I'd be interested in hearing from Cultivate, eWinerySolutions, or Inertia on the topic of A/B testing and how their customers might do it using their product offerings. Measure and test is the heart of Web site success.
Thanks to Adam DuVander of Simplicity Rules for the pointer.
(PS - A simple way to start tackling this issue is to have a "Most Popular Pages" list in the sidebar of your home page above the fold. At least this points visitors to pages that other visitors find interesting. Bottom line: you need to respond to how users are voting with their clicks.)
Mike,
Great question. We have about 10% of our winery partners doing A/B testing and our system can support it (especially the new bells and whistles coming in our new release).
However, we actually discourage wineries from doing A/B testing UNTIL they have proper resources (time and people) and a solid amount of traffic.
The initial A/B testing we recommend is with email offers. It is easy, and a winery can see quick wins. We then break up our clients based upon SKU totals to help them in promotional A/B testing (free shipping call out vs. a discount call out vs. an accolade call out). Finally, for our larger clients it is product A/B testing with offer A/B testing in conjunction.
I have to again reiterate - we discourage our wineries from doing A/B till they are sophisticated enough and after they have a strong plan and program in place. Otherwise they are distracting themselves from doing the essentials to chase something that is incremental lifts in sales. As you've found Mike, the wine industry currently isn't hiring the web/e-commerce expertise to make this a core focus and thus it becomes an interesting exercise, not a core function.
From my point of view, I'd just like to see the industry write a good plan and metric themselves against it for direct sales and include the website/e-commerce part in that plan. "Fail to plan and you plan to Fail" seems one of the core reasons web/e-commerce initiatives fail. I am hoping that if the industry can gain some success as a result of their own work, in a year everyone will be talking about A/B testing, personalization, and more. My fingers are crossed.
Inertia - Powering the Wine Revolution
---Paul Mabray - CEO
Posted by: Paul Mabray | February 20, 2007 at 08:21 AM
It seems like there is a little bit of blurring between "home page" and "landing page" going on. If I am doing A/B testing of an email campaign, I would be using landing pages. If I am talking about the default landing page - the one you get when you type in the URL of off our cork - that's the home page. In fact, I bet it would be better to speak of it as the default landing page... with any page on your site being a potential entry point from a search result, it seems you really need to think about what needs to be on every page...
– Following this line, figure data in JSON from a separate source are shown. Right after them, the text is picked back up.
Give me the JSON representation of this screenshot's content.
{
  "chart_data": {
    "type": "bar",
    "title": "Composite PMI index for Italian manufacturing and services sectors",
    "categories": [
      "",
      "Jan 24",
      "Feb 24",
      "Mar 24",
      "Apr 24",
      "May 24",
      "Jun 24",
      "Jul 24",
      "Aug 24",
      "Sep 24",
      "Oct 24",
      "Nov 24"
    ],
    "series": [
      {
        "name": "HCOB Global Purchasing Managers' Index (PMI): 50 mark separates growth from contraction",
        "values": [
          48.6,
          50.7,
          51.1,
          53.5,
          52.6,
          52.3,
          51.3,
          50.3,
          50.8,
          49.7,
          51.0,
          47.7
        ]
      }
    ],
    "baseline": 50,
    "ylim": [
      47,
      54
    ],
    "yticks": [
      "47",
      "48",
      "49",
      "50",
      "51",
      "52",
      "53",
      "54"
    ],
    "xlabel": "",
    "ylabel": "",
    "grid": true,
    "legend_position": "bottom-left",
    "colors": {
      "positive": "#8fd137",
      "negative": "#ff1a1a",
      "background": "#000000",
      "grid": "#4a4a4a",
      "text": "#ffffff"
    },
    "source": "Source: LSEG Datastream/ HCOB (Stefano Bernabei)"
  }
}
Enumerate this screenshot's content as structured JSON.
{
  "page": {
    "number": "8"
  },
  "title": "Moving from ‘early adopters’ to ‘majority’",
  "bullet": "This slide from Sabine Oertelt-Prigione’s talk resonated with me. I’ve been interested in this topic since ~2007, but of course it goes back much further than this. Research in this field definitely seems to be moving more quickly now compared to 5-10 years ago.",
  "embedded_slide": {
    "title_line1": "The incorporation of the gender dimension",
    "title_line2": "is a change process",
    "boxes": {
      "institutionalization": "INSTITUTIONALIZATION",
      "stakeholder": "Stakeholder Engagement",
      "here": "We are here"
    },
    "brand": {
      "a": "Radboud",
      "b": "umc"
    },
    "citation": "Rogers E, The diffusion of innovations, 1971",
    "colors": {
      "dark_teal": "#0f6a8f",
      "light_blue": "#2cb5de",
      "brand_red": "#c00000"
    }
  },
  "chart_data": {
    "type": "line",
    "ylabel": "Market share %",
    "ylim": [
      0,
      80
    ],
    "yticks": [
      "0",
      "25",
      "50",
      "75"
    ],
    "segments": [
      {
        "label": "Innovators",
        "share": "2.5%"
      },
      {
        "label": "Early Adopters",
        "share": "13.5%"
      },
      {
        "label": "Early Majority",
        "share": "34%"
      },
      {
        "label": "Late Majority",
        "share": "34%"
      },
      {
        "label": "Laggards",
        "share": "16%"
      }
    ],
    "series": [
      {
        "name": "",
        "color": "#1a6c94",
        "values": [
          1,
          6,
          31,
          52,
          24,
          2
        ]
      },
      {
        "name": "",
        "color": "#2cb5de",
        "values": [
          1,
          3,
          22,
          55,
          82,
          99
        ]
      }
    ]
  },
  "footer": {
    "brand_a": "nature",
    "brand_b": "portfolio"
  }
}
Posted by: eljefe | February 27, 2007 at 03:59 PM
Jefe: good distinction, thank you. It brings me back to something I ask when consulting: Do you know the most popular page on your site? Frequently, that's the home page. Do some optimization of that page (A/B testing being one approach), and then maybe the next one. Your biggest impact comes from improving the most-seen pages on your site. That's why it's important to look at your server logs (or use Google Analytics) to understand where people start their visit to your site.
What have your experiences been with this sort of effort?